Pero Mirella Latorre tuvo también familia en torno de su profesión, de la radio, la televisión, la actuación, donde cultivó profundas amistades. Otro grupo que se le convirtió en familia fueron los amigos de Augusto, que pasaron a ser también sus entrañables amigos: Mario Díaz, “El Chico Díaz”, Carlos “Negro” Jorquera, Manuel Cabieses, Alejandro Pérez, Hernán Uribe, entre otros.

Seguramente una virtud personal y profesional de Mirella Latorre fue traspasar y mantener su calidez, su dulzura, su tono, su sonrisa, su finura, su sencillez, tanto en la intimidad como frente a las cámaras. En los ya míticos programas televisivos que condujo en la televisión chilena y cubana, abordando diversidad de temas con incontables invitados, Mirella desplegaba inteligencia, sabiduría, modestia, precisión, serenidad, contundencia.

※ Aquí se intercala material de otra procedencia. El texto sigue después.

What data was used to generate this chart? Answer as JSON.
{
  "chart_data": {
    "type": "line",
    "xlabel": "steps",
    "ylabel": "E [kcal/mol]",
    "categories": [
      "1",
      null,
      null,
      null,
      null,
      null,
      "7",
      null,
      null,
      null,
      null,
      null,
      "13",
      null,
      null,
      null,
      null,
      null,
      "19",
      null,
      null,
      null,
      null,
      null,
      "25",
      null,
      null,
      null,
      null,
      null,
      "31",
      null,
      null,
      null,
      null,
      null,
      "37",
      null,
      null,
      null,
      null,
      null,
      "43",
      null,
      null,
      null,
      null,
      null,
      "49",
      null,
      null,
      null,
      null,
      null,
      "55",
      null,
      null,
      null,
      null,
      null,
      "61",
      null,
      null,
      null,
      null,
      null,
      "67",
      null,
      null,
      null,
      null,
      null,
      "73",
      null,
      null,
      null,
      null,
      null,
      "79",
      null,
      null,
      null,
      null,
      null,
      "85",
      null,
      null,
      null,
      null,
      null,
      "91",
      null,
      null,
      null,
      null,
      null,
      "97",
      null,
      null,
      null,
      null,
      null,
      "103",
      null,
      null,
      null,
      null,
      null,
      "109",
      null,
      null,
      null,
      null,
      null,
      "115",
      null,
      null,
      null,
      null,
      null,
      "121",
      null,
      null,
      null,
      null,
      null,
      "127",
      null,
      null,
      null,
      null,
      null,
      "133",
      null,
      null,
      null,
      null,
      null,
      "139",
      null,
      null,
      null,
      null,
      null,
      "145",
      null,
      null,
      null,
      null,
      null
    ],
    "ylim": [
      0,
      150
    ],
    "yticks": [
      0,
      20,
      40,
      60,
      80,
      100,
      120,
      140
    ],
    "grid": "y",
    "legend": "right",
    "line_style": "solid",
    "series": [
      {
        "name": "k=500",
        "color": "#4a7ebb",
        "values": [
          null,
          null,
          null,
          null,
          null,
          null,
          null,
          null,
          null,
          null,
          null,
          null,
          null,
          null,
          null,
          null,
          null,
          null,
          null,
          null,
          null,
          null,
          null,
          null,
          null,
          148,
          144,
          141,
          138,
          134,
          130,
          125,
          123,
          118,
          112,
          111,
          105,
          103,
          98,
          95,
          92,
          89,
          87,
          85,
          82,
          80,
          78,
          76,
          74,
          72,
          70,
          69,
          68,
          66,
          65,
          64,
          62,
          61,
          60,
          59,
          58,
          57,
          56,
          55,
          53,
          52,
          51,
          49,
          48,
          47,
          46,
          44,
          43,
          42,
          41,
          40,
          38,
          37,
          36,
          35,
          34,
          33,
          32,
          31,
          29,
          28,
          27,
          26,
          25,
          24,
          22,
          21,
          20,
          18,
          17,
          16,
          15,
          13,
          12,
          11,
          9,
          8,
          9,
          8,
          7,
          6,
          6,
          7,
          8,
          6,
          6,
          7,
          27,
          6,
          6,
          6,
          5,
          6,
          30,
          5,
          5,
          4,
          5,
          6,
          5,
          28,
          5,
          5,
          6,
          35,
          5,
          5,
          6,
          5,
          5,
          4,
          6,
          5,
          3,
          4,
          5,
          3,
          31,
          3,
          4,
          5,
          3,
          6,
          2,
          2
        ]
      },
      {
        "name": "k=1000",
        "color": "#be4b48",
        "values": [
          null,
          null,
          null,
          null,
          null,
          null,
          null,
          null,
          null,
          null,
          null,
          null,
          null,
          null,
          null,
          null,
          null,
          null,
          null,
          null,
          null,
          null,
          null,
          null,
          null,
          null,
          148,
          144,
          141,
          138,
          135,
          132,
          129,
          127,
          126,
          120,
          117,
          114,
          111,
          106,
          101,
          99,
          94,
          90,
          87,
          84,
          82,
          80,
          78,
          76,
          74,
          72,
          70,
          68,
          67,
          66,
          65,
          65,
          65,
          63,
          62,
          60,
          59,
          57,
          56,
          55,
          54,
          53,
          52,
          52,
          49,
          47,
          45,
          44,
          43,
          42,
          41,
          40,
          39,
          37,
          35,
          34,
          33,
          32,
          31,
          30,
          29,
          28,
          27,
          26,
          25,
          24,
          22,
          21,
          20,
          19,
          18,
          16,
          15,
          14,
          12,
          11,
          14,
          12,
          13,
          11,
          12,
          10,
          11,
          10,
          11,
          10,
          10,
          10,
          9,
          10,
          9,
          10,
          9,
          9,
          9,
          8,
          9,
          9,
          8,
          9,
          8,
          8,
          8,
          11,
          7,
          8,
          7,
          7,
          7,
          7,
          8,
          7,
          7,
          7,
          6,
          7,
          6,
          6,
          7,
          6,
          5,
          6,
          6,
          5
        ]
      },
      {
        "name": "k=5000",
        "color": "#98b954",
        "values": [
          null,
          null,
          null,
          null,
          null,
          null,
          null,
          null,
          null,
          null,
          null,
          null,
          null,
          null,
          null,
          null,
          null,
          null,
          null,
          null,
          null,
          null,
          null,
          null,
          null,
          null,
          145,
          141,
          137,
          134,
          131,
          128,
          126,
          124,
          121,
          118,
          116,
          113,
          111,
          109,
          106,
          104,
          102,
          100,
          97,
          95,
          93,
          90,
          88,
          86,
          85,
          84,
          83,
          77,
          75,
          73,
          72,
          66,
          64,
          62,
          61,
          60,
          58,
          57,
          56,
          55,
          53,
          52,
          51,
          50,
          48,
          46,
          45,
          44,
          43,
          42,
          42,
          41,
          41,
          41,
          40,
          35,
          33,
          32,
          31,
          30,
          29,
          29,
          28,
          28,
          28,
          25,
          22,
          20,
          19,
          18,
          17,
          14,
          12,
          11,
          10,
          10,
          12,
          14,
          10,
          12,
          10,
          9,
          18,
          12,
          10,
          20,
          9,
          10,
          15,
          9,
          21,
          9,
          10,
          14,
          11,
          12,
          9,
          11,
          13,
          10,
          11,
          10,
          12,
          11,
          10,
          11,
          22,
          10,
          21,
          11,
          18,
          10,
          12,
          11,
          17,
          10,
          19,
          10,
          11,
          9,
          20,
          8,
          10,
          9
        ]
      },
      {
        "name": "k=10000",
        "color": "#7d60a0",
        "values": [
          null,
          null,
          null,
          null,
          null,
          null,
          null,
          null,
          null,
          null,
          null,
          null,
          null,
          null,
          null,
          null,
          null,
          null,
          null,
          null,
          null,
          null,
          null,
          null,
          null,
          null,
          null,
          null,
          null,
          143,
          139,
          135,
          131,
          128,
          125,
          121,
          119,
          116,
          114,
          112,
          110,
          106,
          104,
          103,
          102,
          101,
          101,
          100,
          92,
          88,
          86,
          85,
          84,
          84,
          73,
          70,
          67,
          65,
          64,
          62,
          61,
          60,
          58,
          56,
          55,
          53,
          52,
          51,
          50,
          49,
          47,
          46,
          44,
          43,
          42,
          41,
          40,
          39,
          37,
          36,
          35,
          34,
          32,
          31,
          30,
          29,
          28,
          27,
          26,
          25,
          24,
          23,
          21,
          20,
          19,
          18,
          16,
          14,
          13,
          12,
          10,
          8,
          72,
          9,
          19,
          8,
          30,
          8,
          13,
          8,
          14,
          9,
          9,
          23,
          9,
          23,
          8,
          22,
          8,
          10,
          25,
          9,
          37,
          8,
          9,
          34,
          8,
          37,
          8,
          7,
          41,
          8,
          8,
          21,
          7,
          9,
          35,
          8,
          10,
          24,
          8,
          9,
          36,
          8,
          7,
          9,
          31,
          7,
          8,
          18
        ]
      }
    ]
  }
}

Una mezcla difícil de lograr, menos si se asume la conducción periodística con voces estridentes, de sonoridad histérica y rictus arrogantes pretendiendo deshacer al entrevistado. Mirella hacía al entrevistado, lo perfilaba, lo desnudaba, y la gente podía comprender de qué se trataba.

Evocando la entrevista en “Bohemia” vienen a la cabeza su decidida oposición al pinochetismo y la dictadura, su lealtad de ideario, su humanidad, su amor por Augusto, su cariño y solidaridad por Cuba, su entereza, su capacidad de adaptabilidad, su sencillez.

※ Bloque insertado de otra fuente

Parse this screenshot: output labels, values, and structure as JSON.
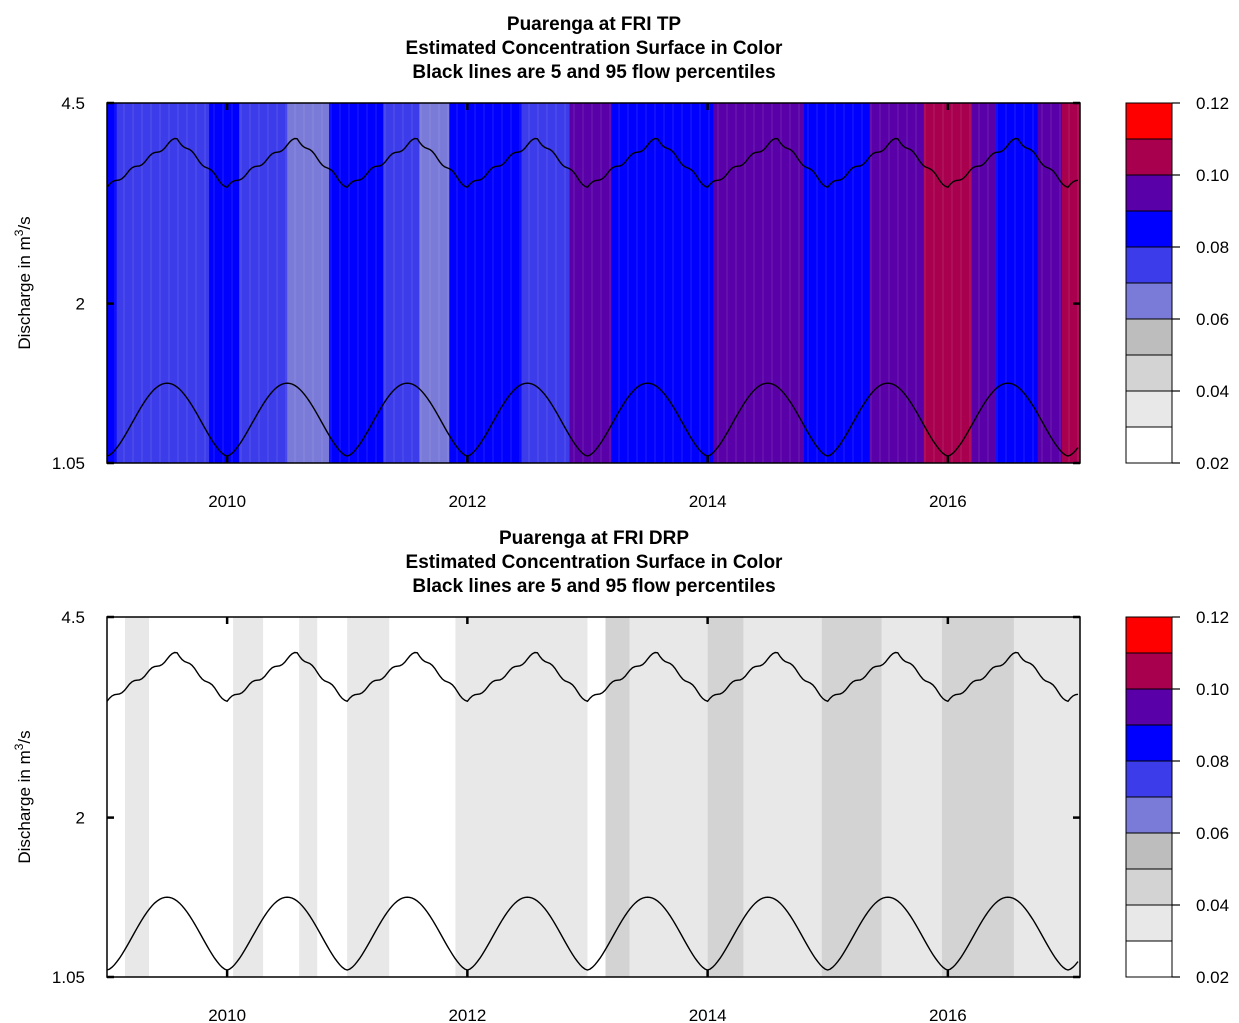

Fue la “tía Mirella” de varias de las hijas e hijos de sus amigos más entrañables y a ellos dedicó infinitos instantes de apapacho, cariño, consejo, cercanía. Pudo incluso disfrutar de los nietos y nietas de sus cercanos.

Queda su integralidad, su temple, su calidez, su sencillez, su profesionalismo, su sentido del humor, en la retina de tantas y de tantos; queda su timbre de voz y su palabra culta en los oídos de muchas y de muchos; y su figura espigada y elegante, en los ojos de muchísima gente que la recordará llegando a su casa en calle Gerona, saliendo de los estudios de Canal 13 en calle Lira o de Canal 7 en Bellavista, llegando al edificio de la Televisión Cubana en Calle 23 y su hogar en esa torre de microbrigada que la albergó en Cuba.

Quizá el homenaje más lindo para ella, es que en estos días de duelo por su partida, mujeres y hombres modestos, gente del pueblo, en Chile y en Cuba, la lloren porque no la olvidaron jamás.